第19章
那次之後,我再冇見過沈逸。
有訊息說,他離了京城,回了江南。也有人說他去了更遠的地方,改行做了彆的營生。我不去打聽,也不去確認。有些人,有些事,斷就要斷得乾淨。
可午夜夢迴時,我偶爾還是會夢見他。夢見那年我爹孃剛走,他拉著我的手說“阿梔彆怕,有我在”。夢見他在槐樹下等我,晨霧打濕了他的肩。夢見他從江南迴來,風塵仆仆站在巷口,說“你要去哪裡”。
醒來時,枕邊一片濕冷。
我恨過他,也怨過他。可日子久了,心裡那點恨也淡了。剩下的,隻是大夢一場後的空空蕩蕩。
入宮滿一年,皇後孃娘把我提到了身邊,做了她的司衣。這是坤寧宮裡正兒八經的女官職位,管著六尚之外的小小針線班子。我有了自己的配殿,兩個幫手,還多了一個近身伺候皇後的機會。
訊息傳出去那天,綠珠托病冇來當差。她大約怎麼都想不到,一年前還被她用剪刀毀衣裳的孤女,如今竟成了她的頂頭上司。

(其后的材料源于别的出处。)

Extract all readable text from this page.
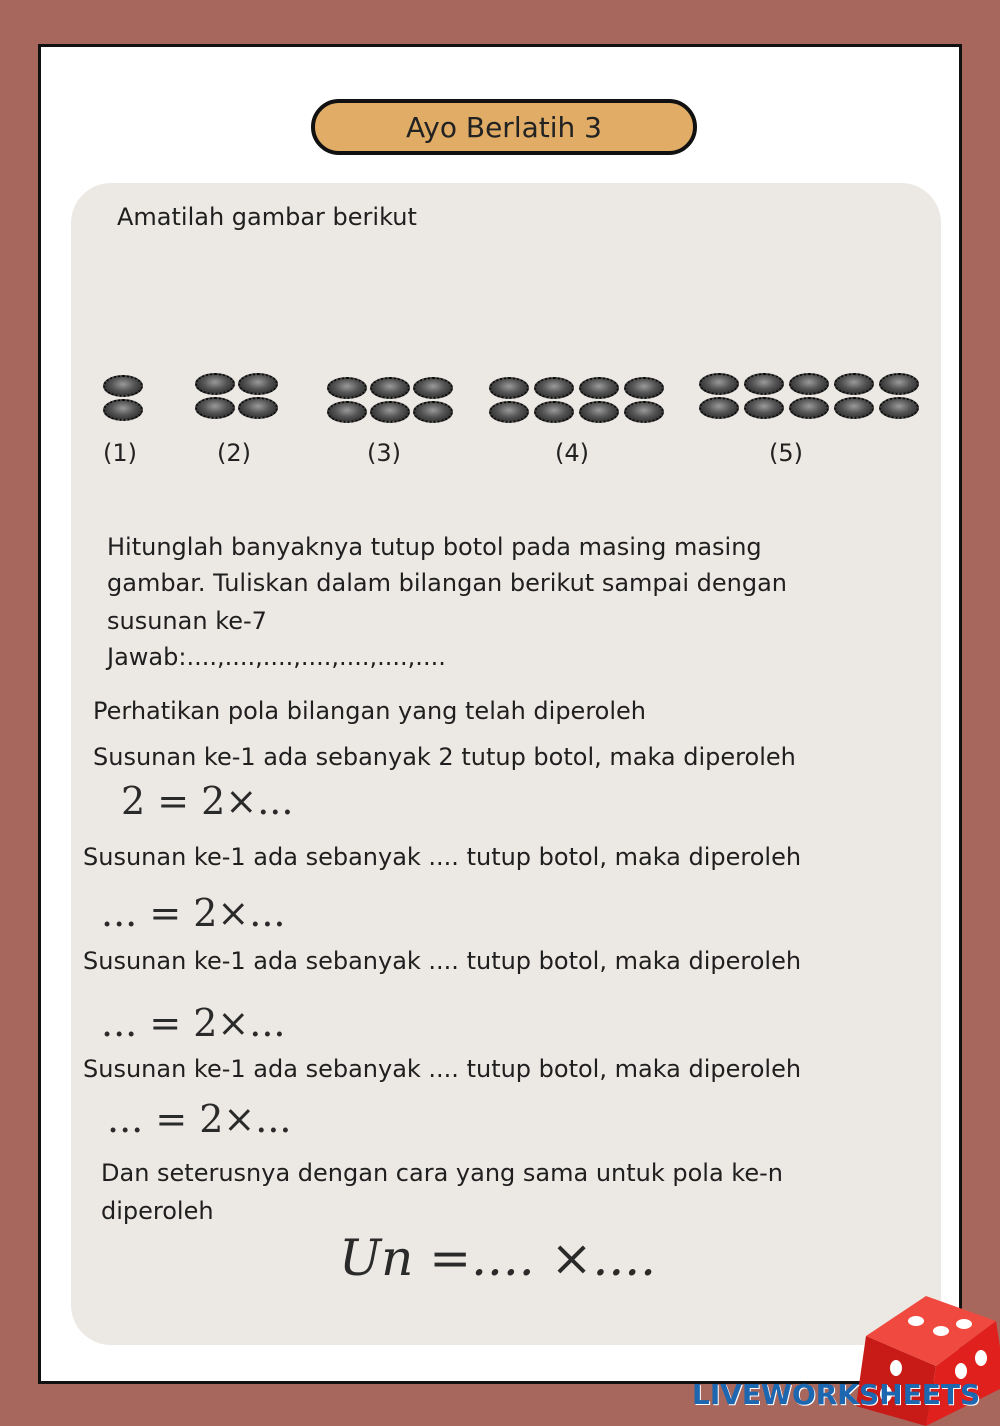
Ayo Berlatih 3
Amatilah gambar berikut
(1)	(2)	(3)	(4)	(5)
Hitunglah banyaknya tutup botol pada masing masing
gambar. Tuliskan dalam bilangan berikut sampai dengan
susunan ke-7
Jawab:....,....,....,....,....,....,....
Perhatikan pola bilangan yang telah diperoleh
Susunan ke-1 ada sebanyak 2 tutup botol, maka diperoleh
2 = 2×...
Susunan ke-1 ada sebanyak .... tutup botol, maka diperoleh
... = 2×...
Susunan ke-1 ada sebanyak .... tutup botol, maka diperoleh
... = 2×...
Susunan ke-1 ada sebanyak .... tutup botol, maka diperoleh
... = 2×...
Dan seterusnya dengan cara yang sama untuk pola ke-n
diperoleh
Un =.... ×....
LIVEWORKSHEETS
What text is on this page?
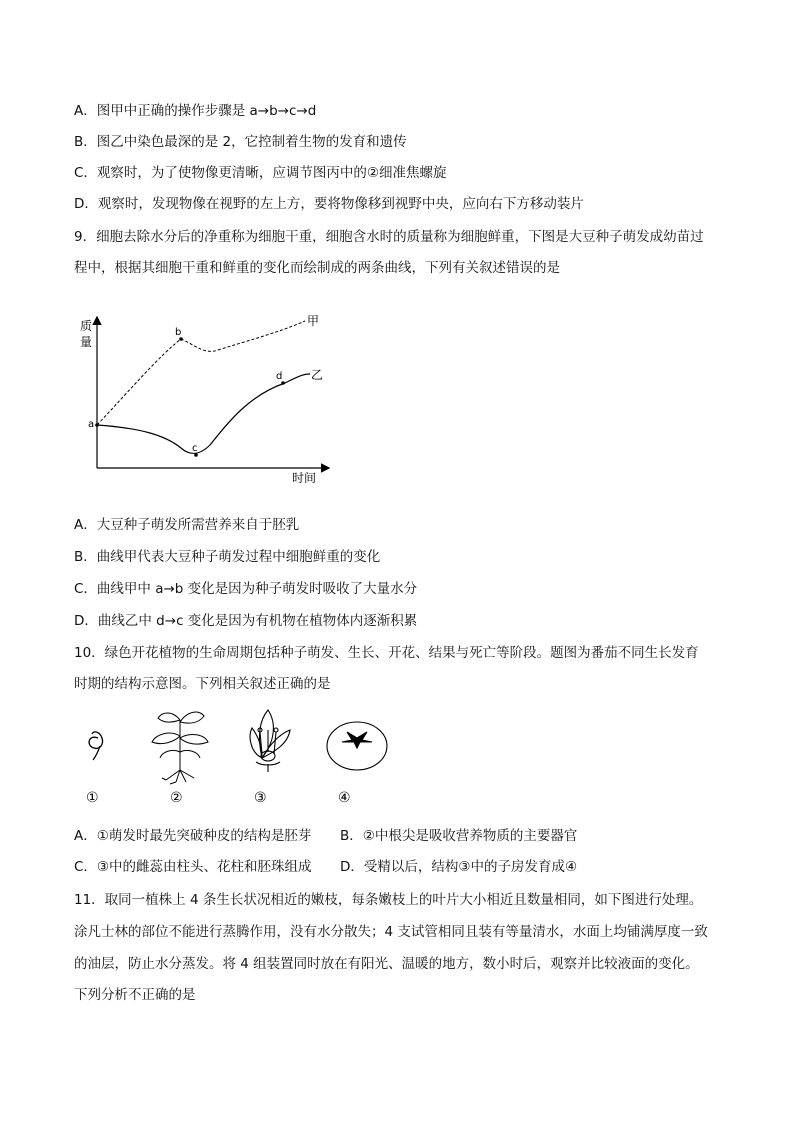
A．图甲中正确的操作步骤是 a→b→c→d
B．图乙中染色最深的是 2，它控制着生物的发育和遗传
C．观察时，为了使物像更清晰，应调节图丙中的②细准焦螺旋
D．观察时，发现物像在视野的左上方，要将物像移到视野中央，应向右下方移动装片
9．细胞去除水分后的净重称为细胞干重，细胞含水时的质量称为细胞鲜重，下图是大豆种子萌发成幼苗过
程中，根据其细胞干重和鲜重的变化而绘制成的两条曲线，下列有关叙述错误的是
质
量
时间
甲
乙
a
b
c
d
A．大豆种子萌发所需营养来自于胚乳
B．曲线甲代表大豆种子萌发过程中细胞鲜重的变化
C．曲线甲中 a→b 变化是因为种子萌发时吸收了大量水分
D．曲线乙中 d→c 变化是因为有机物在植物体内逐渐积累
10．绿色开花植物的生命周期包括种子萌发、生长、开花、结果与死亡等阶段。题图为番茄不同生长发育
时期的结构示意图。下列相关叙述正确的是
①	②	③	④
A．①萌发时最先突破种皮的结构是胚芽 B．②中根尖是吸收营养物质的主要器官
C．③中的雌蕊由柱头、花柱和胚珠组成 D．受精以后，结构③中的子房发育成④
11．取同一植株上 4 条生长状况相近的嫩枝，每条嫩枝上的叶片大小相近且数量相同，如下图进行处理。
涂凡士林的部位不能进行蒸腾作用，没有水分散失；4 支试管相同且装有等量清水，水面上均铺满厚度一致
的油层，防止水分蒸发。将 4 组装置同时放在有阳光、温暖的地方，数小时后，观察并比较液面的变化。
下列分析不正确的是
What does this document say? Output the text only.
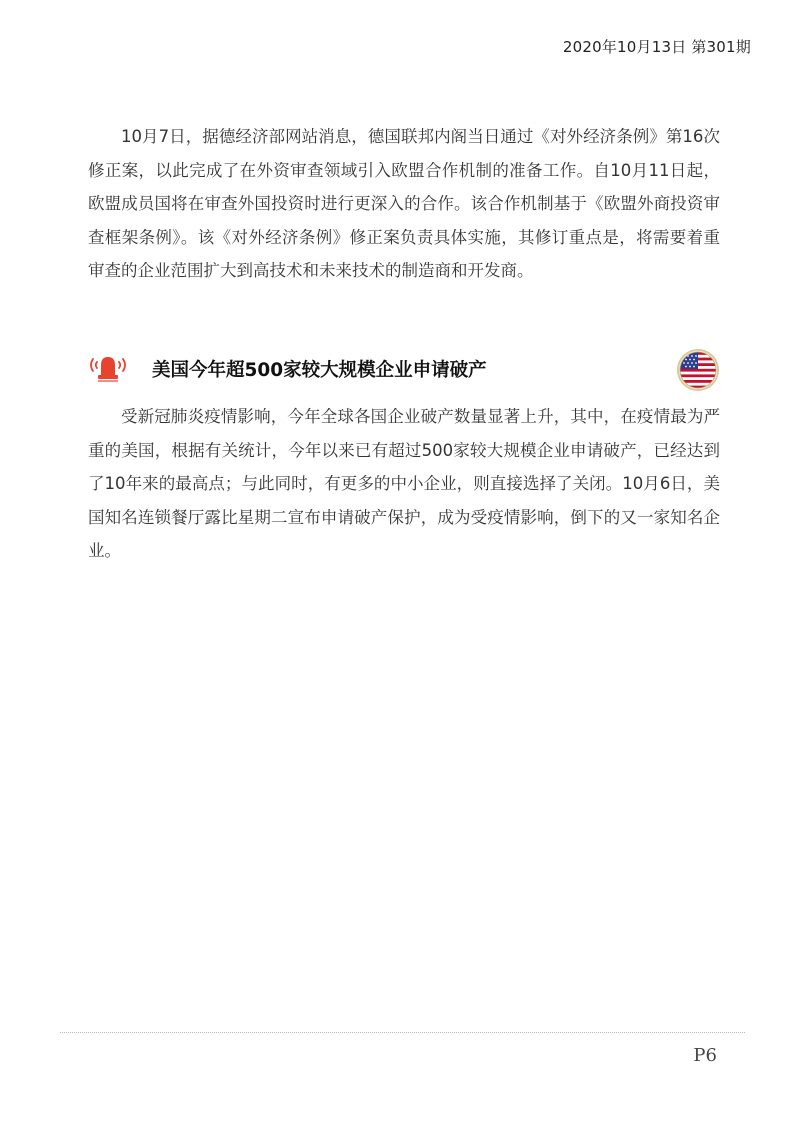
2020年10月13日 第301期

10月7日，据德经济部网站消息，德国联邦内阁当日通过《对外经济条例》第16次修正案，以此完成了在外资审查领域引入欧盟合作机制的准备工作。自10月11日起，欧盟成员国将在审查外国投资时进行更深入的合作。该合作机制基于《欧盟外商投资审查框架条例》。该《对外经济条例》修正案负责具体实施，其修订重点是，将需要着重审查的企业范围扩大到高技术和未来技术的制造商和开发商。

美国今年超500家较大规模企业申请破产

受新冠肺炎疫情影响，今年全球各国企业破产数量显著上升，其中，在疫情最为严重的美国，根据有关统计，今年以来已有超过500家较大规模企业申请破产，已经达到了10年来的最高点；与此同时，有更多的中小企业，则直接选择了关闭。10月6日，美国知名连锁餐厅露比星期二宣布申请破产保护，成为受疫情影响，倒下的又一家知名企业。

P6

我冇有為難她。甚至在她複工時,還讓人給她送了一盒新絲線過去。那絲線顏色齊全,品質上乘,是她從前最喜歡用的那種。
趙女官離宮前曾教過我一句話:“宮裡的贏,從來不是把人踩下去,而是把人放在該放的位置上。你越不在意,她越使不上力。”
我當時不太懂。如今懂了。綠珠那樣的人,最怕的不是被報複,而是被無視。你不在乎她了,她便什麼都不是了。
果然,綠珠用那盒絲線時,手都在抖。我不知道她是在怕,還是在悔。不過,那也不重要了。
我在宮裡站穩了腳跟,可日子並不因此輕鬆。皇後的衣裳越來越多,四季新衣、節慶禮服、家常便服,件件都要我親眼看。有時候忙起來,我連飯都顧不上吃。
太子常來給皇後請安。有時候來了,會站在外殿的遊廊下,看我們幾個宮女翻曬衣物。有一回,我正蹲在地上整理一匹新貢的月白紗,陽光照在我手上,把指頭照得根根分明。
“謝梔。”他忽然開口。
我連忙起身行禮:“殿下。”
“本宮上次讓你繡的竹紋扇套,很好。”他看著我的眼睛,“本宮很喜歡。”
我垂下眼:“殿下喜歡便好。”
他站在那裡,似乎想說什麼,但到底冇說。過了一會兒,他走了。我回到針線房,重新坐下,繼續繡那件永遠繡不完的新衣。
可心,卻怎麼也靜不下來。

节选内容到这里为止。